Extracorporeal therapies form a cornerstone of treatment in all different kinds of liver failure; 60–70% of patients with liver failure suffer from acute kidney injury and 30–40% require extracorporeal therapies [7,8,9]. Although renal replacement therapies (RRT) are most commonly used in patients with liver failure during daily clinical practice, randomized controlled trials have only been performed with ECLS devices, not with RRT. While several artificial ECLS (such as MARS©, Prometheus©, ADVOS©, etc.) have marketing authorization in many countries all over the world, bio-artificial devices are only used in clinical trials. Although artificial ECLS may represent a distinct entity of extracorporeal devices as a kind of modular assembly systems, they can be regarded as “advanced dialysis” devices: in addition to the properties of conventional RRT they are able to eliminate albumin bound substances and may have additional abilities [10]. Artificial ECLS is usually used as bridge to recovery or to liver transplantation in patients with different kinds of liver failure [11].

Current analysis in context of available literature

What does this systematic review and meta-analysis of randomized controlled trials (RCT) add to the available literature?

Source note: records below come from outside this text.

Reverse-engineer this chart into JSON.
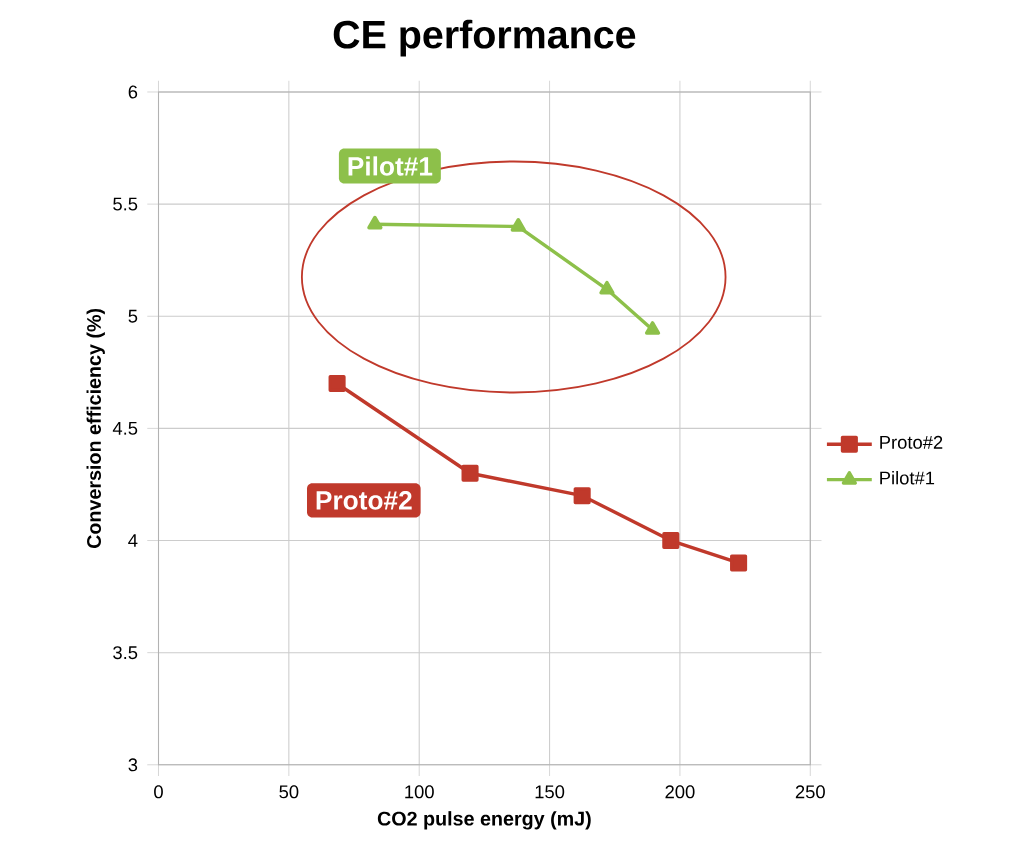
{
  "chart_data": {
    "type": "line",
    "title": "CE performance",
    "xlabel": "CO2 pulse energy (mJ)",
    "ylabel": "Conversion efficiency (%)",
    "xlim": [
      0,
      250
    ],
    "xticks": [
      0,
      50,
      100,
      150,
      200,
      250
    ],
    "ylim": [
      3,
      6
    ],
    "yticks": [
      3,
      3.5,
      4,
      4.5,
      5,
      5.5,
      6
    ],
    "grid": true,
    "legend": "right",
    "line_style": "solid",
    "series": [
      {
        "name": "Proto#2",
        "color": "#c0392b",
        "marker": "square",
        "x": [
          68.5,
          119.5,
          162.5,
          196.5,
          222.5
        ],
        "values": [
          4.7,
          4.3,
          4.2,
          4.0,
          3.9
        ]
      },
      {
        "name": "Pilot#1",
        "color": "#8dc04a",
        "marker": "triangle",
        "x": [
          83,
          138,
          172,
          189.5
        ],
        "values": [
          5.41,
          5.4,
          5.12,
          4.94
        ]
      }
    ],
    "annotations": [
      "Pilot#1",
      "Proto#2"
    ]
  }
}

In accordance with other recent meta-analyses, the present data provide further evidence that ECLS may improve survival in patients with liver failure [12,13,14]. Compared to the most recent previous analyses, this study was able to incorporate data from more studies.

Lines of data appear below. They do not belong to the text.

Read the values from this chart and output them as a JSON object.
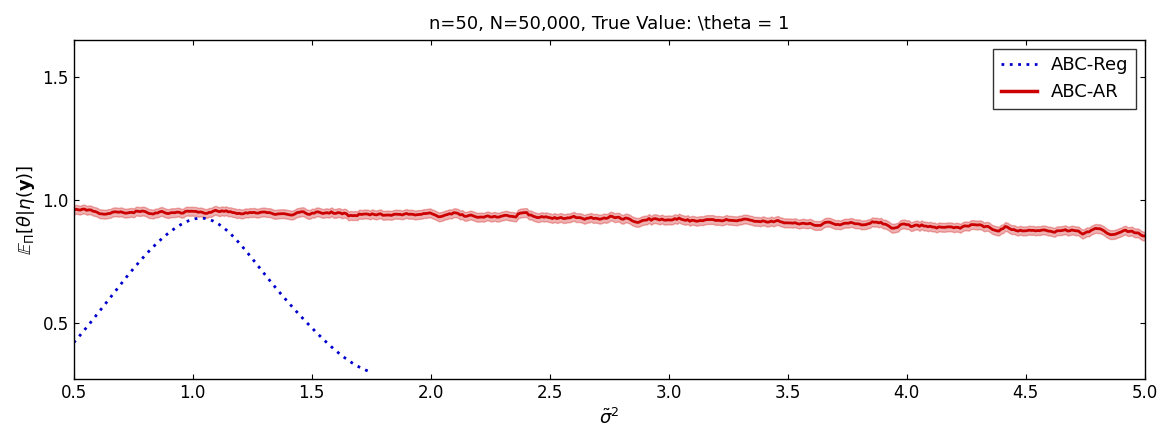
{
  "title": "n=50, N=50,000, True Value: \\theta = 1",
  "xlabel": "$\\tilde{\\sigma}^2$",
  "ylabel": "$\\mathbb{E}_{\\Pi}[\\theta|\\eta(\\mathbf{y})]$",
  "xlim": [
    0.5,
    5.0
  ],
  "ylim": [
    0.27,
    1.65
  ],
  "yticks": [
    0.5,
    1.0,
    1.5
  ],
  "xticks": [
    0.5,
    1.0,
    1.5,
    2.0,
    2.5,
    3.0,
    3.5,
    4.0,
    4.5,
    5.0
  ],
  "abc_ar_color": "#cc0000",
  "abc_reg_color": "#0000cc",
  "background_color": "#ffffff",
  "legend_labels": [
    "ABC-Reg",
    "ABC-AR"
  ],
  "title_fontsize": 13,
  "axis_fontsize": 13,
  "tick_fontsize": 12
}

However, several uncertainties in the use of ECLS in patients with liver failure remain. First, there is a lack of RCTs assessing the effect of the extracorporeal device that is most frequently used during daily clinical practice in patients with liver failure: conventional RRT. Therefore, this treatment modality could not be incorporated in the current analysis by Alshamsi et al. Furthermore, up to date there is no RCT comparing kinds of ECLS to conventional RRT or other ECLS devices in patients with liver failure. Third, the currently most cited and accepted definition of ACLF (definition by the CLIF-consortium) was established in 2013 [6]. Many of the cited RCTs were designed and performed prior to the established ACLF-definition, so the term ACLF must be considered with caution in this analysis. Furthermore, central issues of clinical practice like (a) when to start, (b) which treatment modality should be preferred, (c) intensity and (d) duration of extracorporeal therapy have to be clarified by future trials. In this regard, a recent meta-analysis of pooled individual-patient data of albumin dialysis in patients with ACLF showed that high treatment intensity (> 4 albumin dialysis sessions) was associated with significantly higher survival rates in patients with ACLF [14].

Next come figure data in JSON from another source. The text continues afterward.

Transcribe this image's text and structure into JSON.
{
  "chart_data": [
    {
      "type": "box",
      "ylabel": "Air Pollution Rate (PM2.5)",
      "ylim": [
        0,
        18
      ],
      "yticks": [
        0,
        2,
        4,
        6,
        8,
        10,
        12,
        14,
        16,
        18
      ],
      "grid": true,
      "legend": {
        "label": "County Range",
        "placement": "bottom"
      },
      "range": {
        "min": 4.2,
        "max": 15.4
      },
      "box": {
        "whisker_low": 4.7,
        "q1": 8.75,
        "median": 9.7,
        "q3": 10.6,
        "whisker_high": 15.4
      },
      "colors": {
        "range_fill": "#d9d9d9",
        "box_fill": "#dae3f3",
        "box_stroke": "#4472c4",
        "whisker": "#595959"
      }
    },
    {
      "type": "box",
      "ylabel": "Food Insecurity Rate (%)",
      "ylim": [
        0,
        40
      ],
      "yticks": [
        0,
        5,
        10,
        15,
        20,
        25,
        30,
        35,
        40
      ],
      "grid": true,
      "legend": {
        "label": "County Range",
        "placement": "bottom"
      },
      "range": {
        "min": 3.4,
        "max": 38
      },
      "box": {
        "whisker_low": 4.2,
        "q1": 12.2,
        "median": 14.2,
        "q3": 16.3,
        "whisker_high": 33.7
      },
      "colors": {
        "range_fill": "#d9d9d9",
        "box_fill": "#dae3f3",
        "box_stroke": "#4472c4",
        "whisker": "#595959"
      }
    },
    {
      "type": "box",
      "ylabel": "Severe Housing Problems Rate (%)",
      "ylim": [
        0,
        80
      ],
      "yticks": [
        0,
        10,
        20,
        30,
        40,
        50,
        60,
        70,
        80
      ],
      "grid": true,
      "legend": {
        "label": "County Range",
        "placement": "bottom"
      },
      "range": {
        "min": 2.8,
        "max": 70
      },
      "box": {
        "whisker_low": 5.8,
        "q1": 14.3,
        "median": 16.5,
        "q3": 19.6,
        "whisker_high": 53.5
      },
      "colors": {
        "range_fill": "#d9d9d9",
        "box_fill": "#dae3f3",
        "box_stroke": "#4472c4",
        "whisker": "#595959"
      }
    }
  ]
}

In conclusion, extracorporeal therapies remain of fundamental interest in the management of liver failure and the initial management of multiorgan failure as bridging device [15]. This systematic review and meta-analysis provides further evidence that ECLS may improve survival in patients with ACLF and ALF. Future RCTs are warranted to specify timing, treatment modalities and duration and to compare clinical impact of different ECLS devices and conventional RRT.